I'd also say that Linux support basically from day 1 is their hidden killer feature. Literally zero fuss. That's mattering to a lot more people these days even if they don't daily drive Linux, it's a good plan B in case Windows manages to get even worse.
I would imagine the Mac Neo is a sealed unit that you use as-is until it's e-waste.
https://www.ifixit.com/News/116152/macbook-neo-is-the-most-r...
Is it DRAM, NAND flash storage, SoC cost, simply scale?

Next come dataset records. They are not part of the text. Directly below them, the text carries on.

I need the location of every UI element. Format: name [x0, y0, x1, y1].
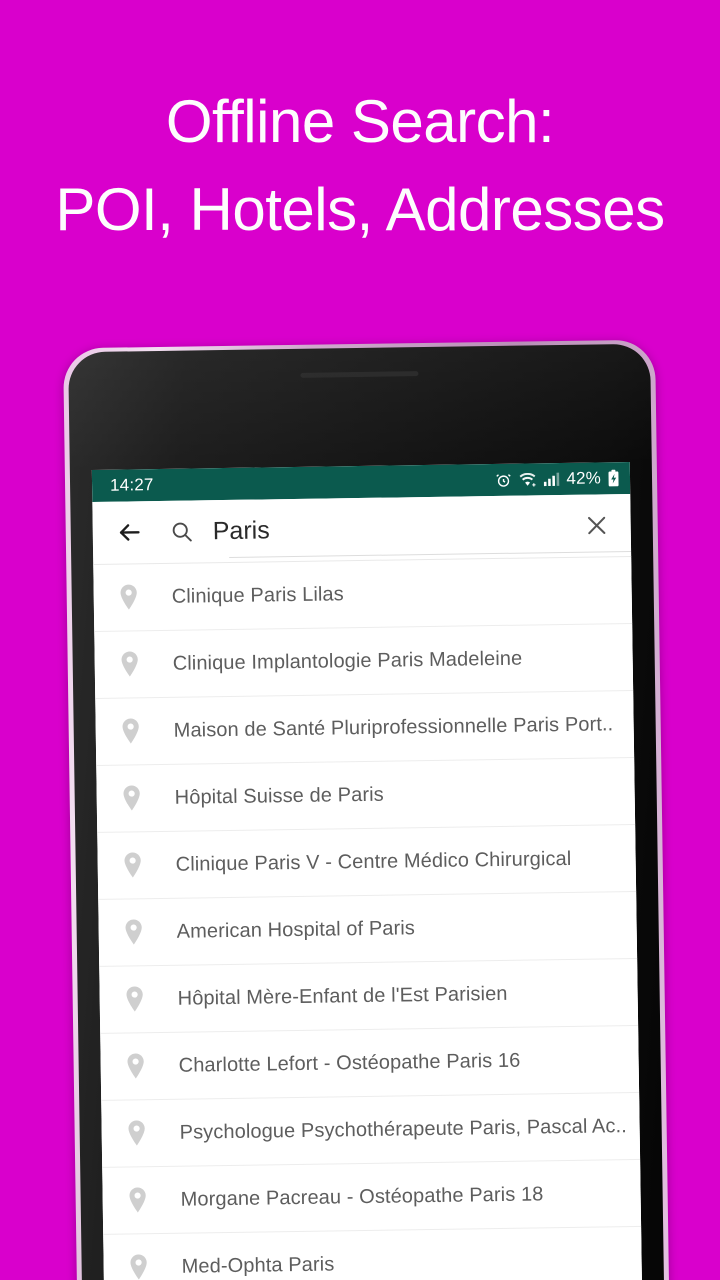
battery-percentage: 42%: [566, 468, 602, 488]
map-pin-icon: [124, 1185, 150, 1215]
search-result-row[interactable]: Hôpital Mère-Enfant de l'Est Parisien: [99, 957, 639, 1033]
phone-screen: 14:27 42% Paris Clinique Paris Lilas Cli…: [91, 461, 643, 1280]
phone-mockup: 14:27 42% Paris Clinique Paris Lilas Cli…: [63, 339, 670, 1280]
map-pin-icon: [125, 1252, 151, 1280]
map-pin-icon: [120, 917, 146, 947]
map-pin-icon: [121, 984, 147, 1014]
search-bar: Paris: [92, 493, 632, 564]
search-result-row[interactable]: Morgane Pacreau - Ostéopathe Paris 18: [102, 1158, 642, 1234]
promo-headline: Offline Search: POI, Hotels, Addresses: [0, 78, 720, 254]
search-result-label: Clinique Implantologie Paris Madeleine: [172, 647, 523, 675]
status-bar-clock: 14:27: [109, 475, 154, 495]
search-result-label: Hôpital Mère-Enfant de l'Est Parisien: [177, 982, 508, 1010]
phone-bezel: 14:27 42% Paris Clinique Paris Lilas Cli…: [68, 343, 665, 1280]
search-result-row[interactable]: Clinique Implantologie Paris Madeleine: [94, 622, 634, 698]
battery-charging-icon: [607, 469, 620, 487]
search-result-label: Morgane Pacreau - Ostéopathe Paris 18: [180, 1182, 544, 1211]
map-pin-icon: [123, 1118, 149, 1148]
clear-search-button[interactable]: [580, 509, 612, 541]
search-results-list: Clinique Paris Lilas Clinique Implantolo…: [93, 555, 643, 1280]
search-result-label: Med-Ophta Paris: [181, 1252, 335, 1278]
search-result-label: Clinique Paris V - Centre Médico Chirurg…: [175, 847, 572, 876]
search-result-row[interactable]: American Hospital of Paris: [98, 890, 638, 966]
search-result-label: Psychologue Psychothérapeute Paris, Pasc…: [179, 1114, 627, 1144]
search-result-row[interactable]: Maison de Santé Pluriprofessionnelle Par…: [95, 689, 635, 765]
search-result-row[interactable]: Psychologue Psychothérapeute Paris, Pasc…: [101, 1091, 641, 1167]
signal-icon: [543, 471, 560, 487]
map-pin-icon: [116, 582, 142, 612]
promo-screenshot: Offline Search: POI, Hotels, Addresses 1…: [0, 0, 720, 1280]
search-result-label: American Hospital of Paris: [176, 916, 416, 943]
earpiece-speaker: [300, 371, 419, 378]
search-result-label: Hôpital Suisse de Paris: [174, 783, 384, 809]
search-icon: [169, 518, 195, 544]
search-input[interactable]: Paris: [213, 513, 581, 544]
search-result-label: Maison de Santé Pluriprofessionnelle Par…: [173, 712, 614, 742]
search-result-row[interactable]: Charlotte Lefort - Ostéopathe Paris 16: [100, 1024, 640, 1100]
search-result-label: Clinique Paris Lilas: [171, 582, 344, 608]
wifi-icon: [518, 471, 537, 488]
map-pin-icon: [119, 850, 145, 880]
back-button[interactable]: [113, 515, 148, 550]
map-pin-icon: [118, 716, 144, 746]
status-bar-indicators: 42%: [495, 468, 620, 490]
search-result-label: Charlotte Lefort - Ostéopathe Paris 16: [178, 1049, 521, 1077]
search-result-row[interactable]: Med-Ophta Paris: [103, 1225, 643, 1280]
alarm-icon: [495, 471, 512, 488]
search-result-row[interactable]: Clinique Paris V - Centre Médico Chirurg…: [97, 823, 637, 899]
promo-headline-line1: Offline Search:: [165, 88, 555, 155]
search-result-row[interactable]: Clinique Paris Lilas: [93, 555, 633, 631]
search-result-row[interactable]: Hôpital Suisse de Paris: [96, 756, 636, 832]
map-pin-icon: [117, 649, 143, 679]
promo-headline-line2: POI, Hotels, Addresses: [55, 176, 665, 243]
map-pin-icon: [122, 1051, 148, 1081]
map-pin-icon: [118, 783, 144, 813]
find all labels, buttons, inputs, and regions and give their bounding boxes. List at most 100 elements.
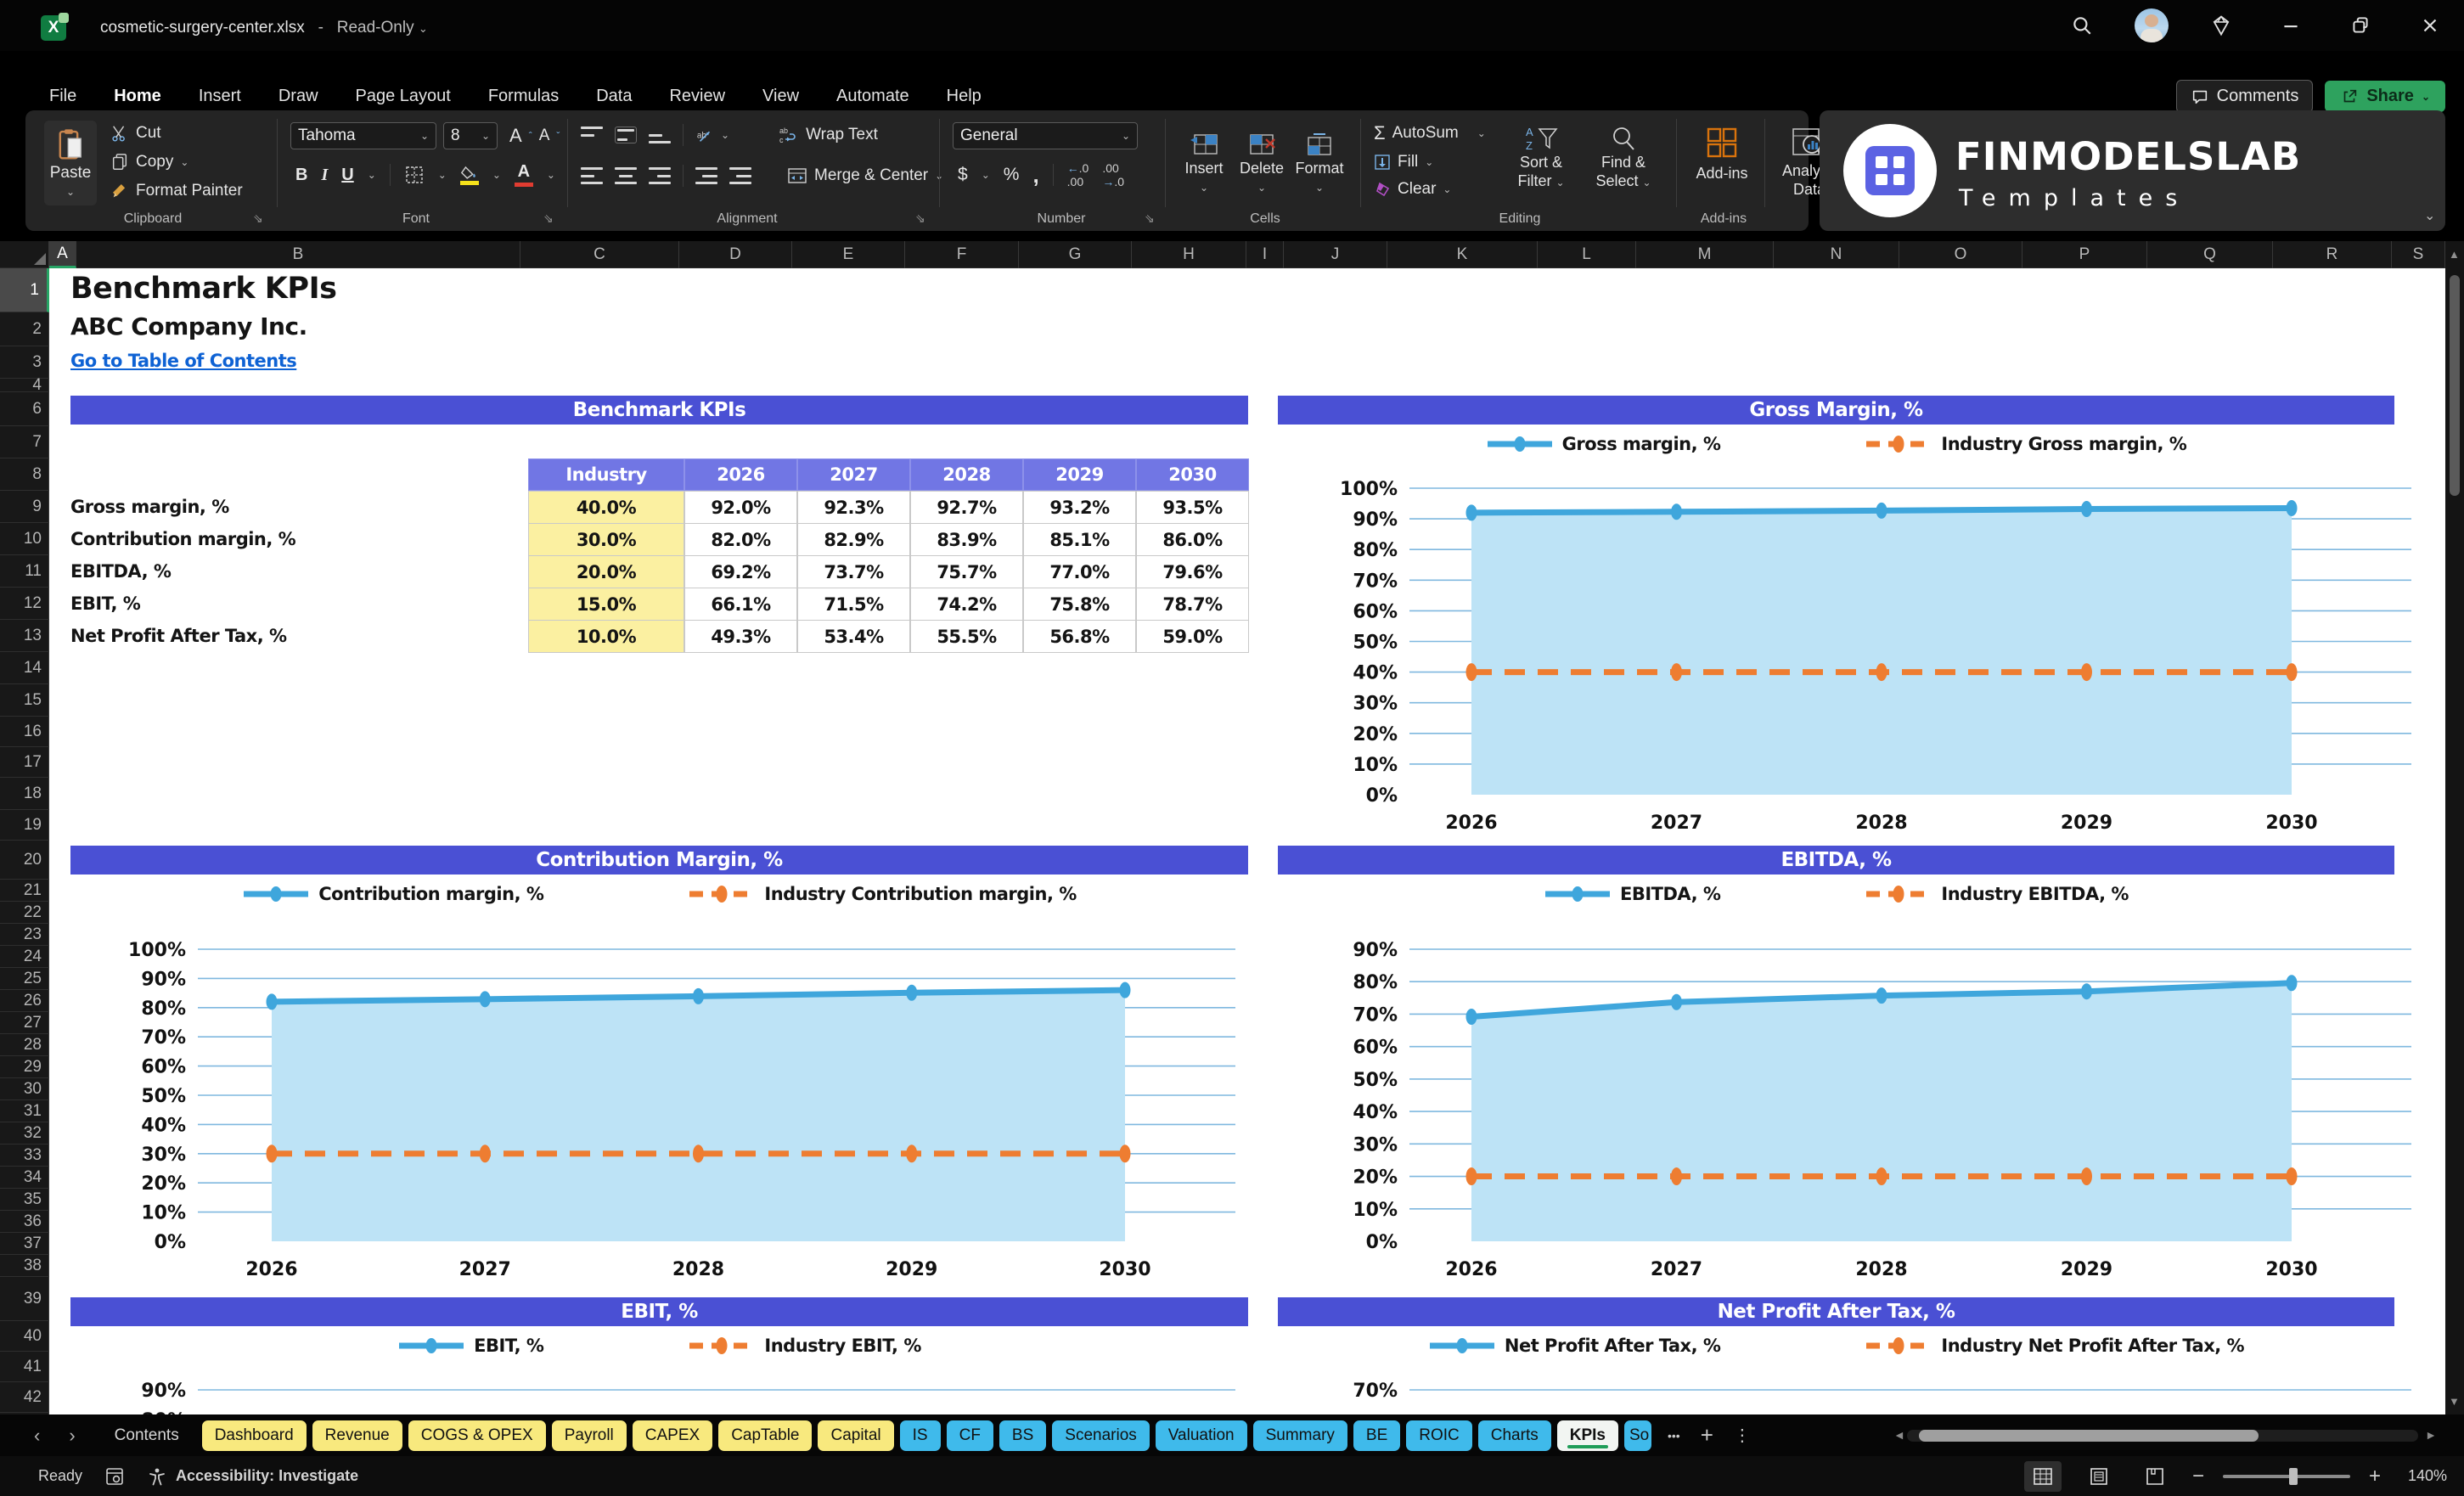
row-header-18[interactable]: 18: [0, 778, 49, 810]
copy-button[interactable]: Copy ⌄: [110, 153, 243, 172]
prev-sheet-arrow[interactable]: ‹: [34, 1425, 40, 1447]
table-cell[interactable]: 53.4%: [797, 620, 910, 653]
increase-indent-button[interactable]: [729, 167, 751, 184]
sheet-tab-payroll[interactable]: Payroll: [551, 1420, 627, 1451]
table-cell[interactable]: 79.6%: [1136, 555, 1249, 588]
table-cell-industry[interactable]: 20.0%: [528, 555, 684, 588]
column-header-H[interactable]: H: [1132, 241, 1246, 268]
table-cell[interactable]: 82.0%: [684, 523, 797, 556]
table-cell[interactable]: 92.0%: [684, 491, 797, 524]
new-sheet-button[interactable]: +: [1701, 1422, 1713, 1448]
align-top-button[interactable]: [581, 127, 603, 143]
row-header-1[interactable]: 1: [0, 268, 49, 312]
more-sheets-button[interactable]: •••: [1668, 1429, 1680, 1443]
column-header-G[interactable]: G: [1019, 241, 1132, 268]
row-header-6[interactable]: 6: [0, 392, 49, 426]
row-header-25[interactable]: 25: [0, 968, 49, 990]
column-header-J[interactable]: J: [1284, 241, 1387, 268]
ribbon-tab-page-layout[interactable]: Page Layout: [340, 82, 466, 111]
row-header-32[interactable]: 32: [0, 1122, 49, 1144]
row-header-13[interactable]: 13: [0, 620, 49, 652]
zoom-out-button[interactable]: −: [2192, 1465, 2204, 1488]
sheet-tab-charts[interactable]: Charts: [1477, 1420, 1551, 1451]
row-header-26[interactable]: 26: [0, 990, 49, 1012]
underline-button[interactable]: U: [341, 166, 353, 183]
sheet-tab-contents[interactable]: Contents: [98, 1420, 196, 1451]
ribbon-tab-view[interactable]: View: [747, 82, 814, 111]
format-painter-button[interactable]: Format Painter: [110, 182, 243, 200]
wrap-text-button[interactable]: ab c Wrap Text: [779, 125, 878, 145]
table-cell[interactable]: 56.8%: [1023, 620, 1136, 653]
font-dialog-launcher[interactable]: ⇘: [543, 211, 554, 226]
row-header-41[interactable]: 41: [0, 1352, 49, 1382]
column-header-M[interactable]: M: [1636, 241, 1774, 268]
table-col-header-2028[interactable]: 2028: [910, 458, 1023, 491]
ribbon-tab-formulas[interactable]: Formulas: [473, 82, 574, 111]
currency-format-button[interactable]: $: [958, 165, 968, 185]
clipboard-dialog-launcher[interactable]: ⇘: [253, 211, 263, 226]
close-button[interactable]: [2413, 8, 2447, 42]
sort-filter-button[interactable]: AZ Sort & Filter ⌄: [1505, 124, 1578, 192]
row-header-21[interactable]: 21: [0, 880, 49, 902]
align-bottom-button[interactable]: [649, 127, 671, 143]
column-header-I[interactable]: I: [1246, 241, 1284, 268]
sheet-options-button[interactable]: ⋮: [1734, 1425, 1751, 1446]
row-header-34[interactable]: 34: [0, 1167, 49, 1189]
table-cell[interactable]: 78.7%: [1136, 588, 1249, 621]
column-header-Q[interactable]: Q: [2147, 241, 2273, 268]
insert-cells-button[interactable]: Insert ⌄: [1177, 121, 1231, 205]
paste-button[interactable]: Paste ⌄: [44, 121, 97, 205]
table-cell-industry[interactable]: 15.0%: [528, 588, 684, 621]
share-button[interactable]: Share ⌄: [2325, 81, 2445, 112]
align-left-button[interactable]: [581, 167, 603, 184]
currency-dropdown[interactable]: ⌄: [982, 169, 990, 181]
column-header-P[interactable]: P: [2022, 241, 2147, 268]
table-col-header-2026[interactable]: 2026: [684, 458, 797, 491]
ribbon-tab-automate[interactable]: Automate: [821, 82, 925, 111]
restore-window-button[interactable]: [2343, 8, 2377, 42]
page-layout-view-button[interactable]: [2080, 1461, 2118, 1492]
table-cell-industry[interactable]: 30.0%: [528, 523, 684, 556]
row-header-38[interactable]: 38: [0, 1255, 49, 1277]
table-of-contents-link[interactable]: Go to Table of Contents: [70, 351, 297, 371]
number-dialog-launcher[interactable]: ⇘: [1145, 211, 1155, 226]
table-cell[interactable]: 82.9%: [797, 523, 910, 556]
macro-record-icon[interactable]: [104, 1466, 125, 1487]
row-header-9[interactable]: 9: [0, 491, 49, 523]
column-header-E[interactable]: E: [792, 241, 905, 268]
table-cell[interactable]: 49.3%: [684, 620, 797, 653]
table-cell[interactable]: 77.0%: [1023, 555, 1136, 588]
collapse-ribbon-chevron[interactable]: ⌄: [2424, 207, 2435, 224]
row-header-15[interactable]: 15: [0, 684, 49, 717]
ribbon-tab-insert[interactable]: Insert: [183, 82, 256, 111]
row-header-27[interactable]: 27: [0, 1012, 49, 1034]
row-header-22[interactable]: 22: [0, 902, 49, 924]
row-header-11[interactable]: 11: [0, 555, 49, 588]
sheet-tab-cogs-opex[interactable]: COGS & OPEX: [408, 1420, 546, 1451]
table-cell[interactable]: 92.3%: [797, 491, 910, 524]
row-header-30[interactable]: 30: [0, 1078, 49, 1100]
sheet-tab-capital[interactable]: Capital: [818, 1420, 894, 1451]
normal-view-button[interactable]: [2023, 1460, 2062, 1492]
column-header-B[interactable]: B: [76, 241, 520, 268]
sheet-tab-scenarios[interactable]: Scenarios: [1052, 1420, 1150, 1451]
fill-color-button[interactable]: [459, 166, 479, 185]
table-cell-industry[interactable]: 40.0%: [528, 491, 684, 524]
sheet-tab-so[interactable]: So: [1623, 1420, 1651, 1451]
premium-gem-icon[interactable]: [2204, 8, 2238, 42]
row-header-39[interactable]: 39: [0, 1277, 49, 1321]
font-name-select[interactable]: Tahoma ⌄: [290, 122, 436, 149]
ribbon-tab-file[interactable]: File: [34, 82, 92, 111]
ribbon-tab-data[interactable]: Data: [581, 82, 647, 111]
table-col-header-2030[interactable]: 2030: [1136, 458, 1249, 491]
table-col-header-industry[interactable]: Industry: [528, 458, 684, 491]
table-cell-industry[interactable]: 10.0%: [528, 620, 684, 653]
row-header-14[interactable]: 14: [0, 652, 49, 684]
column-header-L[interactable]: L: [1538, 241, 1636, 268]
sheet-tab-valuation[interactable]: Valuation: [1155, 1420, 1247, 1451]
borders-icon[interactable]: [404, 165, 425, 185]
row-header-12[interactable]: 12: [0, 588, 49, 620]
user-avatar[interactable]: [2135, 8, 2169, 42]
number-format-select[interactable]: General ⌄: [953, 122, 1138, 149]
table-cell[interactable]: 66.1%: [684, 588, 797, 621]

Framework has to go talk to Intel and AMD, get parts shipped, assembled onto a motherboard that they have to make themselves and ordered in very low amounts then shipped all to their fulfillment center, then fedexed, have to source components... Even not taking into account the fact that Apple already has all of the hardware made or available in-house, just the supply and logistics chain is an easy 10% of the final price.
Component sourcing is the most obvious thing - Apple is known to buy up inventory years in advance for example and at insane quantities. TSMC's last new node? Apple paid billions to be the initial and, most importantly, exclusive customer. With hundreds of billions of dollars in cash and liquid assets, Apple can afford to sit on "dead money" for years - a small shop like Framework can't.
As for the Neo specifically, this thing shouldn't even exist, but Apple found themselves sitting on a stash of half defective iPhone SoCs. But instead of trashing them, they effectively recreated the netbook market segment...
It's literally recycling Apple's garbage.